À Pointe-Noire, un festival a démontré que la mémoire d’un royaume pouvait se transmettre par les écrans autant que par les anciens. Le Festi Loango a ouvert une voie inédite entre tradition et technologie.
Pointe-Noire accueille la première édition du Festi Loango
Les 12 et 13 mai 2026, la Chambre de commerce de Pointe-Noire a abrité la première édition du Festival Loango. L’événement marque une étape pour la valorisation du patrimoine de la côte congolaise.
L’organisation revient à Wikimedia République du Congo. L’initiative s’est appuyée sur deux partenaires de terrain : l’association Viany Art Culture et Environnement et le Parc Conkouati-Douli, voisin du littoral.
Le choix de la ville océane n’a rien d’anodin. Pointe-Noire borde l’ancien territoire du Royaume de Loango, dont l’histoire irrigue encore la culture locale, les langues et les pratiques artisanales de la région.

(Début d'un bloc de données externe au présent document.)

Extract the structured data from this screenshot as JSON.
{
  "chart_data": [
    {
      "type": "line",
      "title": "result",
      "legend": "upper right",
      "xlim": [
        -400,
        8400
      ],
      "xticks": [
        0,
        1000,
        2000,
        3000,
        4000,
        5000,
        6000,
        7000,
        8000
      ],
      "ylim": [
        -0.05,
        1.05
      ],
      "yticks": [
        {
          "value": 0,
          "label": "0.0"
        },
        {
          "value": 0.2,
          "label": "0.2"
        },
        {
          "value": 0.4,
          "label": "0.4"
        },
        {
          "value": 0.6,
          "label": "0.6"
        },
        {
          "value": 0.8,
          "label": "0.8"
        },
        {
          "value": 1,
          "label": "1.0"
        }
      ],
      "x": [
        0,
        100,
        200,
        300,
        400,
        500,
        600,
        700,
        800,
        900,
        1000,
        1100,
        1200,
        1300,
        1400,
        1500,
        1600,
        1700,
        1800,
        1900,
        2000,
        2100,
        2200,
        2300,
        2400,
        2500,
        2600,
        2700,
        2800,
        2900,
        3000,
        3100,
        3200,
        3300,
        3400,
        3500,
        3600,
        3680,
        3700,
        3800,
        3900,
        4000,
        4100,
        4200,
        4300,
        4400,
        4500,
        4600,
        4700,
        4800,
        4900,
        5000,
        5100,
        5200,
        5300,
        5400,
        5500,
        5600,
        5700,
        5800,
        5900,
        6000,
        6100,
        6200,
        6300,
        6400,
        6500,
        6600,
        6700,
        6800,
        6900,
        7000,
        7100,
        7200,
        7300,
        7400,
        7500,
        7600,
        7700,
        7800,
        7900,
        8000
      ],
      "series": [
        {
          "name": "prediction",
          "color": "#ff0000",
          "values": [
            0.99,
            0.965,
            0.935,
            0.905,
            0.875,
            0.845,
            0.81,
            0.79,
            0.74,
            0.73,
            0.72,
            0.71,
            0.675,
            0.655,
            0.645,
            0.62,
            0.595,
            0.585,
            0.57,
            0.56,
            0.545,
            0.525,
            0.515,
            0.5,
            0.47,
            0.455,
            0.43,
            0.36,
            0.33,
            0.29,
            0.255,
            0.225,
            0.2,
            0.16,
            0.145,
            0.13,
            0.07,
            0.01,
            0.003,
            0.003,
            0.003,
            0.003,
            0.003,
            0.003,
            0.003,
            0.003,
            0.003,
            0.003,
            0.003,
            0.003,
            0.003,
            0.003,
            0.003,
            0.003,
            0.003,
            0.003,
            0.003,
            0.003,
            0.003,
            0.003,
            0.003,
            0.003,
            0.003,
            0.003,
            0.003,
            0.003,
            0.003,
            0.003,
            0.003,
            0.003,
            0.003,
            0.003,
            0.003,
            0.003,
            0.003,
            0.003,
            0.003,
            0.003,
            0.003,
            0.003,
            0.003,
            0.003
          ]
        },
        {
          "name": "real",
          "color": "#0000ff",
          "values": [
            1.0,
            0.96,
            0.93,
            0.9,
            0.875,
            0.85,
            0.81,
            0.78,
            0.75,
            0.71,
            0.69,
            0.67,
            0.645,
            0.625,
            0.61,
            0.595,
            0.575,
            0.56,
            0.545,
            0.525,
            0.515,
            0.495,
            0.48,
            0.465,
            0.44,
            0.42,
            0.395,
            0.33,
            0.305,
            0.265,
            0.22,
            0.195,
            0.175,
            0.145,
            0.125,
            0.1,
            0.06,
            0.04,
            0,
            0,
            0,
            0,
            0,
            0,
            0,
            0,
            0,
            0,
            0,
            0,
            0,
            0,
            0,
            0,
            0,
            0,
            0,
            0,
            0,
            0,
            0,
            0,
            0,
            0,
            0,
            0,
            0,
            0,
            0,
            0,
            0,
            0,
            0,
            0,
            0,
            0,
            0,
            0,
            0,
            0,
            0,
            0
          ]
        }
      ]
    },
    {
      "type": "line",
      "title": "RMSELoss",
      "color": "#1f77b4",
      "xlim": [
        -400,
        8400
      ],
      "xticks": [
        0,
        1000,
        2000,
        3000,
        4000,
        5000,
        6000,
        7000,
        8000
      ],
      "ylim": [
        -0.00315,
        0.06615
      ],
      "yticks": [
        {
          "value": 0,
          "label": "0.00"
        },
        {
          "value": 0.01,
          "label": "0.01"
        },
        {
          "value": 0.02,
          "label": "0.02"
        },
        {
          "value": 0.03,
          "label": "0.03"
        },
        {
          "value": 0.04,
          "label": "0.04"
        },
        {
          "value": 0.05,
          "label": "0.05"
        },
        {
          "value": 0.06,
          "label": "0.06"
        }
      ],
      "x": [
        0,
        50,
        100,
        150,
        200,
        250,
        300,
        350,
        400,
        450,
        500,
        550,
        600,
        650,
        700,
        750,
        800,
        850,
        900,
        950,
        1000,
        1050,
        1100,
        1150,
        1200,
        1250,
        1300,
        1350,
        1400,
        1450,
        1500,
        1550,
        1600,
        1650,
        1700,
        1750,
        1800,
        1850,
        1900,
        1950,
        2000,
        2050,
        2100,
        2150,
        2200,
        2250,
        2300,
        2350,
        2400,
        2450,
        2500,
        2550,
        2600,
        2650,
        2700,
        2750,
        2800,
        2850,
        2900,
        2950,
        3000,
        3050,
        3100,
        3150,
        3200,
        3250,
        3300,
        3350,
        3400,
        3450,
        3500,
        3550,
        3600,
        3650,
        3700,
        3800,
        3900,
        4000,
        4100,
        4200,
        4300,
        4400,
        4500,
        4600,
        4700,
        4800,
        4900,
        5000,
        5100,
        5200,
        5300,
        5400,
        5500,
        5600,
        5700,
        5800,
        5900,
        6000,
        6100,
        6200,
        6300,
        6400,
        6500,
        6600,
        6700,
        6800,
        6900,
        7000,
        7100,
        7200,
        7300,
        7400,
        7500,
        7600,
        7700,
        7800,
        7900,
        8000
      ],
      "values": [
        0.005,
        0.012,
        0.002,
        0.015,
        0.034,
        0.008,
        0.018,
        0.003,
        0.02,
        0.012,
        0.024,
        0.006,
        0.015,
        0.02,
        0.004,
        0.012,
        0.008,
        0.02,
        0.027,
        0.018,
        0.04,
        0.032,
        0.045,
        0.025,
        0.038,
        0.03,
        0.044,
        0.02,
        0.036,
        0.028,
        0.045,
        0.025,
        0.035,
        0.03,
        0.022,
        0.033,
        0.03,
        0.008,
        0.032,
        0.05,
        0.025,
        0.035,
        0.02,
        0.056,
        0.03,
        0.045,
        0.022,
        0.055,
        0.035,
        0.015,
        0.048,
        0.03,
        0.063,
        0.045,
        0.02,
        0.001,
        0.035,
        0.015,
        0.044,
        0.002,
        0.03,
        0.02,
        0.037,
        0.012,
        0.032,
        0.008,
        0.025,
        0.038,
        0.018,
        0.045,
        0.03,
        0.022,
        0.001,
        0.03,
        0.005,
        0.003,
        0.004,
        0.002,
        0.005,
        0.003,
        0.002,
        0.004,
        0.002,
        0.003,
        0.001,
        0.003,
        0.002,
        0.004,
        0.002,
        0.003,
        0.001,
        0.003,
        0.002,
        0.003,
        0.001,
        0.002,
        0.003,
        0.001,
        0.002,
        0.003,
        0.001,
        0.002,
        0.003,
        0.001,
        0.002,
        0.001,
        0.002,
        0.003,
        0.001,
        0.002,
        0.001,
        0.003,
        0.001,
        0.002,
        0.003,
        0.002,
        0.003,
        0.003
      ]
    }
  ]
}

Rituels et expositions ouvrent la célébration
La cérémonie d’ouverture a donné le ton. L’hymne national de Loango a résonné, accompagné de rituels traditionnels qui rappellent la profondeur historique de ce patrimoine immatériel toujours vivant.
Autour des invités, les vitrines racontaient un savoir-faire. Des tissus traditionnels, des bijoux, des objets d’art et des créations artisanales formaient une galerie sensible, témoin d’une identité transmise de génération en génération.
Ces expositions ne sont pas de simples décors. Elles ancrent le festival dans le réel, dans la matière travaillée par les mains, avant que les outils numériques n’entrent en scène pour prolonger ce récit.
L’IA et la 3D au service de la transmission
C’est là que le Festi Loango se distingue. L’événement a intégré des ateliers d’intelligence artificielle, de la modélisation 3D et des expériences de réalité virtuelle, pensés pour parler aux plus jeunes.
L’enjeu est clair : capter l’attention d’une génération née avec les écrans. La technologie devient un pont, non une rupture, entre les anciens dépositaires de la mémoire et ceux qui en hériteront demain.
Viviane Okouma Tchitchellé, qui a porté l’organisation, a résumé l’ambition. Il s’agissait de « permettre aux jeunes de découvrir l’histoire du Royaume de Loango, à travers des outils modernes » (propos recueillis lors du festival).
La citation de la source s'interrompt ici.